Bringing up a litter of kittens – behavioural considerations


Bringing a litter of kittens into the world carries great responsibility – the health and emotional wellbeing of your kittens as adults will largely depend on how carefully and sensitively you care for them in the first few weeks after birth.

They are not only growing physically from birth, they are also learning about the world and developing their own unique personalities. Raising your kittens in the right kind of environment with careful handling can help them adjust to living with humans and all the experiences this normally entails.

The development of behaviour depends both on genetic and environmental factors. Genes “programme” an individual with the potential to react in a certain way in certain circumstances. The individual's life experiences then influence whether that behaviour is ever actually expressed and to what level. There is often an enormous difference in friendliness and general responses between littermates that can only be explained by a difference in genetic programming, since environmental influences are new and relatively constant for all the kittens.

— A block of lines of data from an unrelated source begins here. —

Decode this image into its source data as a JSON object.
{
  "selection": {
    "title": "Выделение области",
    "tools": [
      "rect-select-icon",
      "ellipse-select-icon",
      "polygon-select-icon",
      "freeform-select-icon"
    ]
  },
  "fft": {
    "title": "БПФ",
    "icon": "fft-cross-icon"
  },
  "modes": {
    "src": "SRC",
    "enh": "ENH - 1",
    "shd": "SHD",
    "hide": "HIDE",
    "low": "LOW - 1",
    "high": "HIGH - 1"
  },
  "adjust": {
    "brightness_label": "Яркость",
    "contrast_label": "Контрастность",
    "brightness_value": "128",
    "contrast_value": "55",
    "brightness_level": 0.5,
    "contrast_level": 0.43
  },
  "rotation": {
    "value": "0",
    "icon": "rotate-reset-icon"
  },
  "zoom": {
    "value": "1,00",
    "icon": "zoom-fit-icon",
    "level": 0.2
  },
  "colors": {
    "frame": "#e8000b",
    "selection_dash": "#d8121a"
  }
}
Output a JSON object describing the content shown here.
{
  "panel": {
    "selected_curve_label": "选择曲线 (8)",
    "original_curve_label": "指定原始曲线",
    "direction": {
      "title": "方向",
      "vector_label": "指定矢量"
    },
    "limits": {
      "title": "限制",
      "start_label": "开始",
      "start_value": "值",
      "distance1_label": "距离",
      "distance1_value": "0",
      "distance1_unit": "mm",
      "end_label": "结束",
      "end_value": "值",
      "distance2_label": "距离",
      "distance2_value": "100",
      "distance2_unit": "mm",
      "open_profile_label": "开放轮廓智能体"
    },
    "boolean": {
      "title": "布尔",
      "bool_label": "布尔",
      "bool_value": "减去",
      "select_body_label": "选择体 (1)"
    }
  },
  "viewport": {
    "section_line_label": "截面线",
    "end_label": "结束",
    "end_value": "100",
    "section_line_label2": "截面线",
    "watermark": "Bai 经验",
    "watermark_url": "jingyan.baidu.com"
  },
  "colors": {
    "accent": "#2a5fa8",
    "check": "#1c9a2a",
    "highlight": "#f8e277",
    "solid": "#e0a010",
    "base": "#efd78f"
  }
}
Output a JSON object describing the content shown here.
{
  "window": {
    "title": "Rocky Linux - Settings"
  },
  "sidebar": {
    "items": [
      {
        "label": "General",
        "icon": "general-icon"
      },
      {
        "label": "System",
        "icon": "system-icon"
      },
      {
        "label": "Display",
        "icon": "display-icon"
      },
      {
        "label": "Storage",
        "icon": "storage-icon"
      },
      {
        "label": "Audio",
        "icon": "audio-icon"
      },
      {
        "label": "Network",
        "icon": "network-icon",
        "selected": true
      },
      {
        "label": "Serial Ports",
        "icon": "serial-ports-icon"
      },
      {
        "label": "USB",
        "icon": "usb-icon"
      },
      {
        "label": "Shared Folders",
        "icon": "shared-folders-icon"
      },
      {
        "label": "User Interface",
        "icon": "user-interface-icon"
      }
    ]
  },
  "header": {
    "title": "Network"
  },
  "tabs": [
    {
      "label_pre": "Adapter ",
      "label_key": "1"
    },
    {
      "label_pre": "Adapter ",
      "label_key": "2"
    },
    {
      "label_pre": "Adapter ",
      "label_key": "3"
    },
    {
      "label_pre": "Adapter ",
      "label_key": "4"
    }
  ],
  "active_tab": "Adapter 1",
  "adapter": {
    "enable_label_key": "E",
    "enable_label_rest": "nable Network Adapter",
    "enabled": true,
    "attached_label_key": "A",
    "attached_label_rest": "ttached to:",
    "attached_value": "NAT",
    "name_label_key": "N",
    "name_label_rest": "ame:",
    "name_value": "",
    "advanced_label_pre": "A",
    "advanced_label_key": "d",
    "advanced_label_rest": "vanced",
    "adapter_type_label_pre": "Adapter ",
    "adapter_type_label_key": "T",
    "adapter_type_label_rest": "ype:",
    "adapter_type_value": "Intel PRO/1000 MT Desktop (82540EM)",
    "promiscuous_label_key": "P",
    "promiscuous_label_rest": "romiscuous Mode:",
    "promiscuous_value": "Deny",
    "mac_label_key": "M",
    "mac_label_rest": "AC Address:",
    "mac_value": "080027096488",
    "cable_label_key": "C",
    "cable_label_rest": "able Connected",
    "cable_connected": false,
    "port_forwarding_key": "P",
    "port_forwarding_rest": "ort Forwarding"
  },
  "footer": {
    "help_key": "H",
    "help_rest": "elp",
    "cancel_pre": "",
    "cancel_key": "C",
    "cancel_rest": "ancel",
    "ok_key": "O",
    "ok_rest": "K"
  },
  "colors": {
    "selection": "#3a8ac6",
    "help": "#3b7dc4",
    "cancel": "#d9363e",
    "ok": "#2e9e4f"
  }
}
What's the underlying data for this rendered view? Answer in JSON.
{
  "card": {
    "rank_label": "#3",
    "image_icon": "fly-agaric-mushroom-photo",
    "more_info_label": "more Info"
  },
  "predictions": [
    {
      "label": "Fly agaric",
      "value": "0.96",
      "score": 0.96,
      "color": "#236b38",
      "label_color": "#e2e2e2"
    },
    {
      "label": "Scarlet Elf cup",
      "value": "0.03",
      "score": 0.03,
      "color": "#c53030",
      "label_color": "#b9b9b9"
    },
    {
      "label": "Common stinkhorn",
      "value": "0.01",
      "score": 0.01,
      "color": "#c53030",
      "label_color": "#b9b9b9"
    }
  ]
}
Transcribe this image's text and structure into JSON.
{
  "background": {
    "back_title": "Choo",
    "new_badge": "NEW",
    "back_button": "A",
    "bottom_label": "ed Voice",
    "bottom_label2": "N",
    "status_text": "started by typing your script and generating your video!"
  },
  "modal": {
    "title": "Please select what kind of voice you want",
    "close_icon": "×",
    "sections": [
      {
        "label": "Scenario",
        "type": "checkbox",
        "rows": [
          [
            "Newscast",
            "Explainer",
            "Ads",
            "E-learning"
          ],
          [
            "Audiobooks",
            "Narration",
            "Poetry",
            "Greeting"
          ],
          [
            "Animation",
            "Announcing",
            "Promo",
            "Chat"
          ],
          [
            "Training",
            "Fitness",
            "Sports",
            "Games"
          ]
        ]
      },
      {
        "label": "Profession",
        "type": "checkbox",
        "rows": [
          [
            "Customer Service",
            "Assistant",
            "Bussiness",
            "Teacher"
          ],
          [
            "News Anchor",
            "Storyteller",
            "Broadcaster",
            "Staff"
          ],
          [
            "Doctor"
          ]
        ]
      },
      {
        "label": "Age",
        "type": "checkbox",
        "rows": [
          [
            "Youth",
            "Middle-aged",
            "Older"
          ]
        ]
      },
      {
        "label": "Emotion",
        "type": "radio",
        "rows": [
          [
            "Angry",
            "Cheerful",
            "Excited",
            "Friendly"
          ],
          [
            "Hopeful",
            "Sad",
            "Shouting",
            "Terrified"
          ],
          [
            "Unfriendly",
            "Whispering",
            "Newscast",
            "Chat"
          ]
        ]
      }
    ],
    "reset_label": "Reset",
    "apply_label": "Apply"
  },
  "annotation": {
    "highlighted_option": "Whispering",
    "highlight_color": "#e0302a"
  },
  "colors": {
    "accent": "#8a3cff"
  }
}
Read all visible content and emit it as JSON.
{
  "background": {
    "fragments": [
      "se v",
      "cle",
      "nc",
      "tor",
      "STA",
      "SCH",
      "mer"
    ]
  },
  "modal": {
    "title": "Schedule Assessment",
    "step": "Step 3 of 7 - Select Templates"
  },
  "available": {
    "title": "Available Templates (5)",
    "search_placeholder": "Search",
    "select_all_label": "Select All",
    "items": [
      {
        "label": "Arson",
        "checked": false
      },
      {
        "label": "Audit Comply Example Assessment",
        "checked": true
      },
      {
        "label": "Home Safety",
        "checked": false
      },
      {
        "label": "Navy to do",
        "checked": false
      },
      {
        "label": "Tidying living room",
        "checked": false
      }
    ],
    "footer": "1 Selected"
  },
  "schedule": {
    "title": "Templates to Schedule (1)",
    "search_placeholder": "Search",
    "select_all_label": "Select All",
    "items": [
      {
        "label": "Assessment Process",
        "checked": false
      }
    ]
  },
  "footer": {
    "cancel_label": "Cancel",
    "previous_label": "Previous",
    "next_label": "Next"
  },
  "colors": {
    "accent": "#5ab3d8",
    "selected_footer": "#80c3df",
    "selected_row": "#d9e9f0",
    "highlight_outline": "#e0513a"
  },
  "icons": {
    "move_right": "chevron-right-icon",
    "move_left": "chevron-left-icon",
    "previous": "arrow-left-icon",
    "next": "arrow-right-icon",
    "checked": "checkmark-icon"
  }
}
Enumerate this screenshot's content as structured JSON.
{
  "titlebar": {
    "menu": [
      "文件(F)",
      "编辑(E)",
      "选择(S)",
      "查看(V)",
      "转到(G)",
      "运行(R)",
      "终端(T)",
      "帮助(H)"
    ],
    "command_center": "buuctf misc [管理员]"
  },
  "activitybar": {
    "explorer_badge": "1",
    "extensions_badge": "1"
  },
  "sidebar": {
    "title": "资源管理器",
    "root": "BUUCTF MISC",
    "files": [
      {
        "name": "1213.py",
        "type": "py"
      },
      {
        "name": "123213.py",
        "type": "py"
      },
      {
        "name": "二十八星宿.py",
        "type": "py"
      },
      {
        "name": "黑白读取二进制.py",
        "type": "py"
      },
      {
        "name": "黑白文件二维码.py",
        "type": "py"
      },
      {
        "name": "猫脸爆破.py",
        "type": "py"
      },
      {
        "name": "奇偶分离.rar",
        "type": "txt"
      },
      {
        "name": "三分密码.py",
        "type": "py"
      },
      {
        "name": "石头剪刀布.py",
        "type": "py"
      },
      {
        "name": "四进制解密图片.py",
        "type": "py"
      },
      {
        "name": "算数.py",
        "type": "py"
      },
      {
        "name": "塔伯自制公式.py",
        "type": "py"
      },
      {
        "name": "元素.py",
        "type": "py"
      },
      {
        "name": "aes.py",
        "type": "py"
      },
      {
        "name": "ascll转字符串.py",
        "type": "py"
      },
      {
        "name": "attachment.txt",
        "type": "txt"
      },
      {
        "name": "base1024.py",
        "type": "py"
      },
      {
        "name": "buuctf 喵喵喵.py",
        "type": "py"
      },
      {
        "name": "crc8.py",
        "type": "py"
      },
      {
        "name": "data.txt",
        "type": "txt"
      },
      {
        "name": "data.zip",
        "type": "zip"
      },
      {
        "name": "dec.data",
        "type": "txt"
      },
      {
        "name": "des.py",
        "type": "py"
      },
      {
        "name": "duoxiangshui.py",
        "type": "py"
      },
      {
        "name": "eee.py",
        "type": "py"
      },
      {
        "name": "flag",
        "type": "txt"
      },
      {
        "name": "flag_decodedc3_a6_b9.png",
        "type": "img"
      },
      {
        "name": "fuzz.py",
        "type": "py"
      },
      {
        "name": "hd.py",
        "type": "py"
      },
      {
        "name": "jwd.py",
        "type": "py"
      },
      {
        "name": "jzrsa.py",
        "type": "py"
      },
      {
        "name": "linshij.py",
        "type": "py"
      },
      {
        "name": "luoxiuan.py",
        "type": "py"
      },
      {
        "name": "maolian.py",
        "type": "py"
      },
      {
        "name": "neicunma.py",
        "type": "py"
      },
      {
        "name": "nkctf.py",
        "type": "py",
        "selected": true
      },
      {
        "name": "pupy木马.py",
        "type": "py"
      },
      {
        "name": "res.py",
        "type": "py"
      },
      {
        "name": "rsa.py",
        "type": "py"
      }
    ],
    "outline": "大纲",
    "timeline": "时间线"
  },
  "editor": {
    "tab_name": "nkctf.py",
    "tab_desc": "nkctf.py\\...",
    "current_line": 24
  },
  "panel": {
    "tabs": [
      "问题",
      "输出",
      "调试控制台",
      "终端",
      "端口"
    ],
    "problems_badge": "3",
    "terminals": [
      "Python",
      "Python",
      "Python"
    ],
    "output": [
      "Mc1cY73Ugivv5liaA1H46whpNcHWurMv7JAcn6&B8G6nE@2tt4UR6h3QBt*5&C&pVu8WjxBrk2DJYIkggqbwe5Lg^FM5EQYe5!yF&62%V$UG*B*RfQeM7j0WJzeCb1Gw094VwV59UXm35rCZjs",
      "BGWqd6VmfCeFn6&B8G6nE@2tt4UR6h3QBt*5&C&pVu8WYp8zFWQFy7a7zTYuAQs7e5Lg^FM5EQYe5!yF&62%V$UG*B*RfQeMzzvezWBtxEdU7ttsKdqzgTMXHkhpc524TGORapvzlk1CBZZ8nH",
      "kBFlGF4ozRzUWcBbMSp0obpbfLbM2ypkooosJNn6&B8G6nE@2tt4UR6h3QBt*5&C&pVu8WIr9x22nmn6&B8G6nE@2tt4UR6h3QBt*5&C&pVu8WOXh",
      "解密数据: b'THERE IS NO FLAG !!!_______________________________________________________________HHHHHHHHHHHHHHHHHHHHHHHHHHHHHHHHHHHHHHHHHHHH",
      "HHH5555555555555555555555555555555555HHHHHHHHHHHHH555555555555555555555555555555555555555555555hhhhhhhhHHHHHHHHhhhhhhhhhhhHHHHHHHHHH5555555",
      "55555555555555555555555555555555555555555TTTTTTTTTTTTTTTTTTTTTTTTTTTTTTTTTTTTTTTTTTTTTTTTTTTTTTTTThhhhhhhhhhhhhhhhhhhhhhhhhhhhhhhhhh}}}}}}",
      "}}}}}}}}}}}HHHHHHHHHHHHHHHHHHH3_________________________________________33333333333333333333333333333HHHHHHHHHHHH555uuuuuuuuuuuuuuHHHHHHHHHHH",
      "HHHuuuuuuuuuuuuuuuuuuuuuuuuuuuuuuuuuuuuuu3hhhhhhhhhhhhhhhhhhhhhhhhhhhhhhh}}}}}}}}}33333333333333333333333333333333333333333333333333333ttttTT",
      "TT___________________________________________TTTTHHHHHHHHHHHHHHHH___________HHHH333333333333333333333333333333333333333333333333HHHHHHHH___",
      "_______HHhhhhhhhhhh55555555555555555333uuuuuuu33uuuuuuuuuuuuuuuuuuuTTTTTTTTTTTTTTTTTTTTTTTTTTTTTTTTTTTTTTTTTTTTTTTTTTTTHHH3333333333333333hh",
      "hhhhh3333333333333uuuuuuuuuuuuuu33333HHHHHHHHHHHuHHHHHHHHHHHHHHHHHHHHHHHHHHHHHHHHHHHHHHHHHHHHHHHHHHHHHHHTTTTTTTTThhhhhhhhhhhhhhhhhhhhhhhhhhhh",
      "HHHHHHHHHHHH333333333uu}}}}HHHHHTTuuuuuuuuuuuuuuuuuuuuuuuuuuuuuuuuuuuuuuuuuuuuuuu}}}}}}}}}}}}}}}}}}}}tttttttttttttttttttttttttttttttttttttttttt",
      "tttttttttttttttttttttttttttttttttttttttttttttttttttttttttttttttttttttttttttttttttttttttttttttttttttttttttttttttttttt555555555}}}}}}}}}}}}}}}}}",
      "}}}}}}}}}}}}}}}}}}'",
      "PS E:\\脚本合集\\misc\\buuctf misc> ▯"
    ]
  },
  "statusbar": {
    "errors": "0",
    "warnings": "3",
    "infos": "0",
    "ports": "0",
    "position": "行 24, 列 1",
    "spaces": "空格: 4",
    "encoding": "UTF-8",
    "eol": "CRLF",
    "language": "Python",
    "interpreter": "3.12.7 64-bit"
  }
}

The behavioural characteristics of both the parents will influence the behaviour of their offspring but sadly, in unplanned pregnancies, it is rarely possible to choose the father! The effectiveness of the socialisation you provide for your kittens will be affected by their underlying personality types and, while timid kittens still benefit from socialisation, the overall effect in terms of interaction with people is reduced when compared to non-timid individuals. 

As your kittens grow they will learn a great deal from their mother by observing her behaviour. They will also learn social and hunting skills by playing with their siblings. There is however a big role for you, to give your kittens positive experiences of humans so that they enjoy their lives as pet cats.

The ‘sensitive period’ for socialisation

The sensitive period of a cat’s life is the time during which particular events are especially likely to have long-term effects on its development. The key socialisation period for kittens is between two and seven weeks of age. This means that relationships that depend on familiarity are formed at this time - so humans and other species, such as dogs, may be incorporated into the cat’s social group and responded to with affection.

It is also important that kittens learn to accept non-threatening objects and activities. If kittens are reared in an environment which does not give them new things to explore or learning experiences (for example in a bare room or pen where very little happens and they have nothing to explore), they can find it hard to deal with new things later in life – this could mean that the human home is something which brings stress and fear to them in everyday life. They can be at risk of developing behavioural problems (such as urine marking) relating to anxiety and fear to things which are normal in a new home. The aim of a person bringing up a litter of kittens must be to ensure that kittens are able to take lots of new things in their stride – to introduce them to lots of things from the home environment and also to give them the ability to investigate new things with confidence.

Get them ready for life as a pet in a home with people

It is recommended that, between the age range of two to seven weeks, your kittens are touched all over, lifted frequently and gently restrained. This helps to prepare them for the form handling which is expected by most owners and reduces the potential stress of living with people. This contact should also feel positive for the kitten so all handling should be gentle, sensitive and at a time when the kitten appears receptive. 

Meeting a number of different people is recommended in order to avoid acceptance of one or two individuals rather than tolerance of humans as a species. Research has shown that kittens that are handled by four or five different handlers (male, female, adults and children) before they are seven weeks of age will be more sociable to people as adult cats and more inclined to initiate social interaction with them. In comparison cats that are only handled by one individual will be particularly affectionate toward them but will view other humans with suspicion and show a tendency to avoid them.

The amount of time that kittens spend in social interaction with people is important and human handling for a total of 30-60 minutes per day, in multiple short sessions, will help to make them more confident to approach and more inclined to remain in close physical contact. Handling in the presence of the mother and littermates will also help this to be a positive experience for your kittens. However, if your female cat has been poorly socialised and reacts with hostility to the presence of people, this will adversely influence the socialisation process and it would be advisable to exclude her from the room while her kittens are being handled.

Part of the socialisation process also includes exposing the kittens to as many sights, sounds, tastes, textures and smells as might be encountered in a normal domestic home. For example,

  • Vacuum cleaners, washing machine, tumble drier
  • Cat carriers, baskets
  • Carpets, wood floors, linoleum
  • Litter materials (fuller’s earth, recycled paper, corn-based etc)
  • Music, television
  • Wet and dry food
  • Car journeys
  • A variety of furniture

Once again, all these novel objects and experiences should be presented to kittens gradually and gently to avoid overloading them with too much stimulation all at once! Choosing a time when the kitten is active and responsive, and building up the experiences gradually will undoubtedly have a more positive outcome. Remember, this is investment in your kittens’ futures as the effort you make at this stage will help them to cope well with the challenges of everyday life.